I Wanna Be Your Underwear: The title feels like you can imagine what the song will sound like before you’ve even heard it. It does meet my expectations in most cases, aside from some extras in the introduction. Overall it feels like a Def Leppard song transposed into the 90s (I haven’t actually heard any 90s Def Leppard songs aside from When Love And Hate Collide – which I like). Slow paced, sleazy lyrics and guitars, though there is a very Bryan Adams break in the middle which doesn’t last very long.
We’re Gonna Win: I think I’ve heard this, must have been on a Greatest Hits. It’s pretty good, I like the pace and the building nature. As you many know I have a thing for songs which repeat the same ideas or melodies while building by getting faster, louder, or adding extra instruments into the fix. This one kind of fits that criteria, it’s pretty simple but has some nice melodic moments and a good chorus to pay off the build up.
I Think About You: This one starts like a country ballad and continues in a soft MOR acoustic vein. I don’t want to call it bland because it is nice enough, but I don’t get a strong sense of emotion from it. The chorus needs a bigger, better hook.
I’ll Always Be Right There: Has a soft and soothing opening too, guitars and strings before the vocals come in. It has a similar vibe to the previous song but this one feels much more honest and of better quality. This feels like a good wedding song. As you’ve probably seen I love ballads when done right, and anytime we have a swell of violins I can’t help but be enchanted. This isn’t the best song of this type that Adams has written, but it’s a very good effort.
It Ain’t A Party If You Can’t Come Round: It isn’t easy writing this with a laptop and a cat fighting for space on my lap. This is a strange one, harking back to plenty of Adams’s past work. It has a straight-laced rock approach but enough good melodies to keep it from being stale. I like the extended pre-chorus, the chorus itself is fine if a little too similar to songs he’s already written, and the verses are standard.
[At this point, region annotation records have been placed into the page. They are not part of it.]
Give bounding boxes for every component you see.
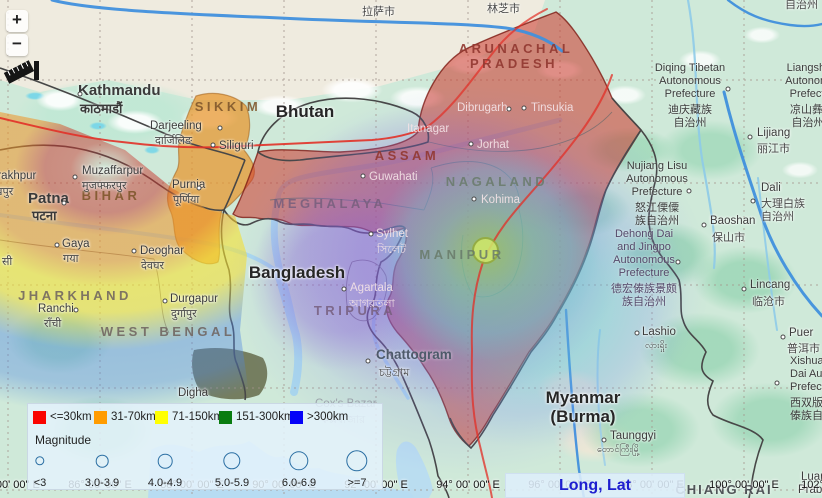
magnitude-legend-label: <3: [33, 477, 47, 489]
magnitude-legend-label: 5.0-5.9: [214, 477, 250, 489]
depth-color-swatch: [33, 411, 46, 424]
depth-color-swatch: [290, 411, 303, 424]
depth-legend-label: 31-70km: [111, 411, 156, 423]
zoom-in-button[interactable]: +: [6, 10, 28, 32]
depth-legend-label: <=30km: [50, 411, 92, 423]
magnitude-scale-circle: [35, 456, 45, 466]
magnitude-scale-circle: [223, 452, 241, 470]
magnitude-scale-circle: [95, 454, 109, 468]
measure-tool-icon[interactable]: [3, 57, 43, 89]
magnitude-legend-title: Magnitude: [35, 433, 92, 447]
legend-panel: <=30km 31-70km 71-150km 151-300km >300km Mag…: [27, 403, 383, 490]
magnitude-scale-circle: [157, 453, 173, 469]
depth-color-swatch: [219, 411, 232, 424]
magnitude-legend-label: 4.0-4.9: [147, 477, 183, 489]
longlat-status-box: Long, Lat: [505, 473, 685, 498]
zoom-out-button[interactable]: −: [6, 34, 28, 56]
ruler-bar-icon: [34, 61, 39, 80]
depth-legend-label: 71-150km: [172, 411, 224, 423]
depth-color-swatch: [155, 411, 168, 424]
depth-legend-label: >300km: [307, 411, 349, 423]
ruler-icon: [3, 60, 35, 84]
magnitude-scale-circle: [289, 451, 309, 471]
magnitude-legend-label: >=7: [347, 477, 367, 489]
earthquake-epicenter-marker[interactable]: [471, 236, 499, 264]
magnitude-scale-circle: [346, 450, 368, 472]
magnitude-legend-label: 6.0-6.9: [281, 477, 317, 489]
depth-color-swatch: [94, 411, 107, 424]
magnitude-legend-label: 3.0-3.9: [84, 477, 120, 489]
depth-legend-label: 151-300km: [236, 411, 294, 423]
coastal-water: [395, 441, 433, 498]
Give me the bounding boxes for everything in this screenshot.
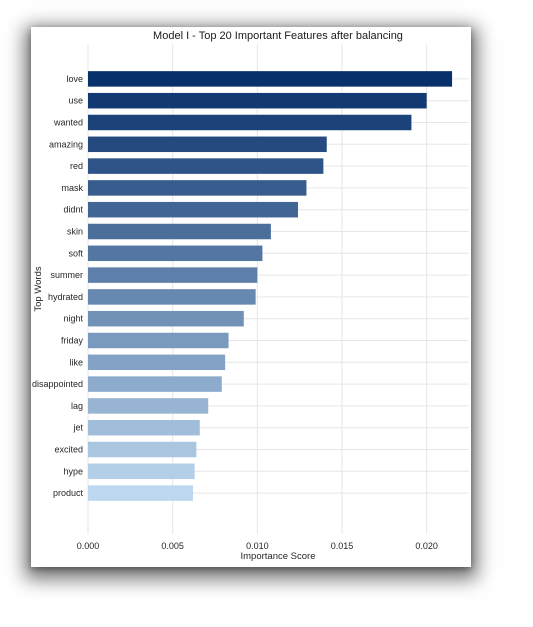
y-tick-label: night: [63, 314, 83, 324]
bar-use: [88, 92, 427, 109]
bar-product: [88, 485, 193, 501]
y-tick-label: amazing: [49, 139, 83, 149]
y-tick-label: hype: [63, 466, 83, 476]
bar-night: [88, 310, 244, 327]
bar-summer: [88, 267, 258, 283]
x-tick-label: 0.010: [246, 541, 269, 551]
y-tick-label: skin: [67, 227, 83, 237]
bar-excited: [88, 441, 197, 458]
y-tick-label: red: [70, 161, 83, 171]
y-tick-label: mask: [61, 183, 83, 193]
bar-mask: [88, 180, 307, 196]
bar-wanted: [88, 114, 412, 131]
bars: [88, 71, 453, 501]
y-tick-label: excited: [54, 445, 83, 455]
x-tick-label: 0.015: [331, 541, 354, 551]
x-axis-title: Importance Score: [241, 551, 316, 562]
bar-didnt: [88, 201, 298, 218]
bar-jet: [88, 419, 200, 436]
y-tick-label: summer: [50, 270, 83, 280]
x-tick-labels: 0.000 0.005 0.010 0.015 0.020: [77, 541, 438, 551]
y-tick-label: product: [53, 488, 84, 498]
bar-love: [88, 71, 453, 87]
y-tick-label: wanted: [53, 118, 83, 128]
chart-title: Model I - Top 20 Important Features afte…: [153, 30, 403, 42]
bar-disappointed: [88, 376, 222, 392]
y-tick-labels: love use wanted amazing red mask didnt skin soft…: [32, 74, 84, 498]
bar-skin: [88, 223, 271, 240]
x-tick-label: 0.020: [415, 541, 438, 551]
y-tick-label: lag: [71, 401, 83, 411]
y-tick-label: jet: [72, 423, 83, 433]
y-tick-label: didnt: [63, 205, 83, 215]
bar-hype: [88, 463, 195, 480]
y-axis-title: Top Words: [33, 266, 44, 311]
bar-soft: [88, 245, 263, 262]
x-tick-label: 0.000: [77, 541, 100, 551]
y-tick-label: friday: [61, 336, 84, 346]
bar-friday: [88, 332, 229, 349]
y-tick-label: like: [69, 357, 83, 367]
bar-amazing: [88, 136, 327, 153]
bar-red: [88, 158, 324, 174]
bar-hydrated: [88, 289, 256, 305]
y-tick-label: hydrated: [48, 292, 83, 302]
chart-card: love use wanted amazing red mask didnt skin soft…: [31, 27, 471, 567]
y-tick-label: love: [66, 74, 83, 84]
y-tick-label: soft: [68, 248, 83, 258]
bar-chart: love use wanted amazing red mask didnt skin soft…: [32, 30, 469, 562]
x-tick-label: 0.005: [161, 541, 184, 551]
bar-like: [88, 354, 226, 371]
y-tick-label: disappointed: [32, 379, 83, 389]
bar-lag: [88, 398, 209, 414]
y-tick-label: use: [68, 96, 83, 106]
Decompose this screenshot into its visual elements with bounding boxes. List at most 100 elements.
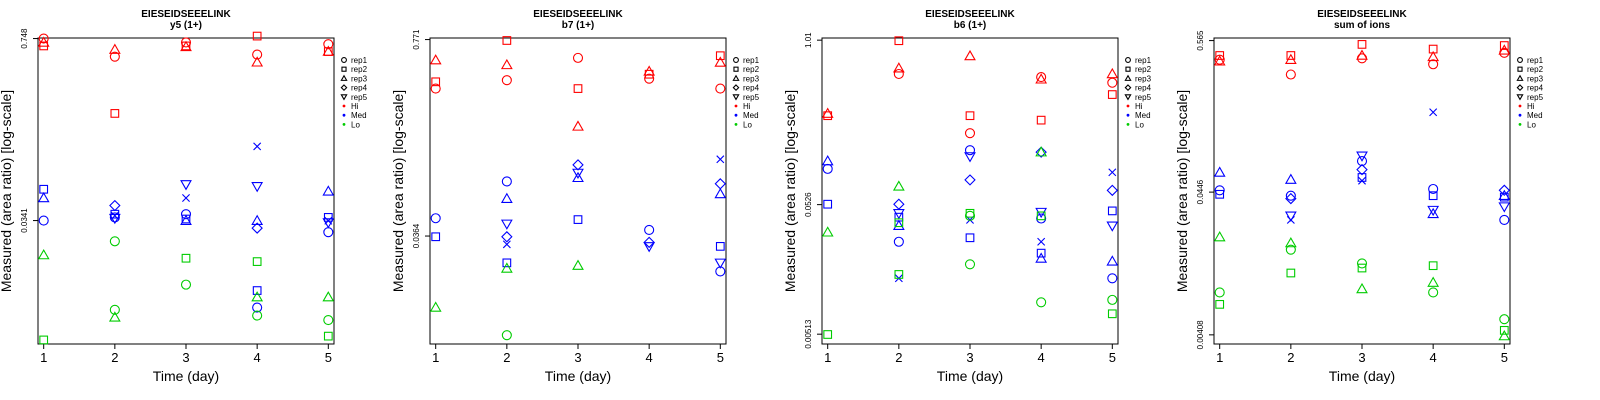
legend-symbol xyxy=(732,84,740,92)
data-point xyxy=(182,194,190,202)
data-point xyxy=(1036,72,1047,83)
legend-label: rep3 xyxy=(743,74,760,83)
legend-label: rep4 xyxy=(1135,84,1152,93)
x-axis-label: Time (day) xyxy=(937,368,1003,384)
legend-label: Lo xyxy=(1527,120,1536,129)
y-axis-label: Measured (area ratio) [log-scale] xyxy=(0,90,14,292)
data-point xyxy=(431,77,441,87)
y-tick-label: 0.00513 xyxy=(804,319,813,348)
data-point xyxy=(1499,325,1509,335)
y-axis-label: Measured (area ratio) [log-scale] xyxy=(1174,90,1190,292)
legend-label: rep3 xyxy=(351,74,368,83)
legend-label: rep5 xyxy=(351,93,368,102)
legend-label: rep5 xyxy=(743,93,760,102)
data-point xyxy=(964,259,976,270)
data-point xyxy=(1213,166,1226,177)
data-point xyxy=(1285,69,1296,80)
data-point xyxy=(252,302,263,313)
data-point xyxy=(37,36,50,47)
data-point xyxy=(1356,156,1368,167)
data-point xyxy=(715,266,726,277)
legend-label: Med xyxy=(351,111,367,120)
x-tick-label: 1 xyxy=(40,350,47,365)
data-point xyxy=(892,62,905,73)
data-point xyxy=(1358,176,1366,185)
legend-symbol xyxy=(340,94,348,101)
data-point xyxy=(1427,207,1440,219)
legend-label: Med xyxy=(1135,111,1151,120)
legend-label: Hi xyxy=(351,102,359,111)
data-point xyxy=(501,330,512,341)
data-point xyxy=(821,107,834,118)
data-point xyxy=(430,83,441,94)
data-point xyxy=(500,192,513,203)
x-axis-label: Time (day) xyxy=(545,368,611,384)
data-point xyxy=(823,330,833,339)
data-point xyxy=(110,109,120,118)
data-point xyxy=(251,56,264,67)
data-point xyxy=(1284,211,1297,222)
chart-subtitle: b6 (1+) xyxy=(954,20,987,31)
x-tick-label: 3 xyxy=(966,350,973,365)
data-point xyxy=(1035,73,1048,84)
plot-frame xyxy=(821,37,1119,345)
data-point xyxy=(572,52,584,63)
chart-title: EIESEIDSEEELINK xyxy=(533,9,623,20)
data-point xyxy=(965,233,975,243)
legend-label: rep3 xyxy=(1135,74,1152,83)
data-point xyxy=(892,219,905,230)
data-point xyxy=(322,185,335,196)
x-tick-label: 2 xyxy=(111,350,118,365)
legend-symbol xyxy=(340,74,348,81)
data-point xyxy=(572,120,584,131)
data-point xyxy=(894,36,904,46)
legend-label: Hi xyxy=(1527,102,1535,111)
x-tick-label: 3 xyxy=(182,350,189,365)
data-point xyxy=(715,241,725,251)
data-point xyxy=(573,84,583,93)
y-tick-label: 1.01 xyxy=(804,32,813,48)
data-point xyxy=(1427,205,1440,217)
data-point xyxy=(180,180,192,191)
data-point xyxy=(1106,255,1119,266)
data-point xyxy=(322,45,335,56)
data-point xyxy=(1356,49,1368,60)
data-point xyxy=(1428,183,1439,195)
data-point xyxy=(322,291,335,302)
data-point xyxy=(1107,206,1117,216)
y-tick-label: 0.0341 xyxy=(20,208,29,233)
legend-label: Hi xyxy=(1135,102,1143,111)
legend-label: rep2 xyxy=(743,65,760,74)
data-point xyxy=(1427,50,1440,62)
legend-label: rep2 xyxy=(1135,65,1152,74)
data-point xyxy=(643,65,656,76)
data-point xyxy=(893,68,904,80)
data-point xyxy=(1285,244,1296,255)
data-point xyxy=(965,208,975,218)
data-point xyxy=(1035,252,1048,263)
data-point xyxy=(1213,231,1226,242)
y-tick-label: 0.00408 xyxy=(1196,320,1205,349)
data-point xyxy=(1036,211,1046,221)
data-point xyxy=(502,258,512,268)
legend-dot xyxy=(1518,104,1522,108)
x-tick-label: 5 xyxy=(325,350,332,365)
plot-frame xyxy=(1213,37,1511,345)
chart-title: EIESEIDSEEELINK xyxy=(141,9,231,20)
data-point xyxy=(38,33,49,44)
x-tick-label: 3 xyxy=(574,350,581,365)
data-point xyxy=(1284,53,1297,64)
legend-symbol xyxy=(1517,66,1523,72)
data-point xyxy=(109,199,121,212)
legend-symbol xyxy=(1125,57,1131,63)
data-point xyxy=(1107,309,1117,319)
data-point xyxy=(894,270,904,279)
data-point xyxy=(323,315,334,326)
data-point xyxy=(1106,221,1119,232)
data-point xyxy=(1284,173,1297,184)
legend-dot xyxy=(342,123,346,126)
legend-label: rep1 xyxy=(1527,56,1544,65)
Black Pearl: So, it’s not about Pirates then. Another blues foot-tapper, hopefully avoiding any racist undertones, more sleazy rhythms, and nothing we haven’t heard before in verse or chorus. At least it stays under four minutes.
You’re Still Beautiful To Me: Another ballad now, this time one with a bit of pace to it. It’s another one I don’t remember hearing, but so far it’s okay. The chorus is fine, Adams sounds increasingly like Rod Stewart, but this one again overall feels a little too bland. The song also has no business being as long as it is.
Have You Ever Really Loved A Woman: It’s another one which anyone who was old enough to listen to music at the time this was released should know. I think this was a pretty big hit around the world, and although I don’t remember Don Juan De Marco making much of a commercial impact, the song did get Adams his second Oscar nomination. I do like this one, the husky vocals suit the burning romance nature of the film (if not the more dark suicidal and mental illness issues), and both verse and chorus melodies are top notch.
I think for the most part I enjoy this album. There are no stinkers, but there is a smaller number of obvious hits than what we’re used to. A couple of songs that I wasn’t previously aware of hit the mark, while the rest are middling efforts which just miss out on being good or offer nothing new to Adams fans. Although Adams is still writing and recording now, I think there is only one more studio album that I will be remotely familiar with, and that’s On A Day Like Today, coming up next. I should mention though that one of my favourite songs appears on his MTV Unplugged live album before One A Day Like Today – and that song is of course Back To You. I’m not sure why I like that one so much, it simply seems to click with me.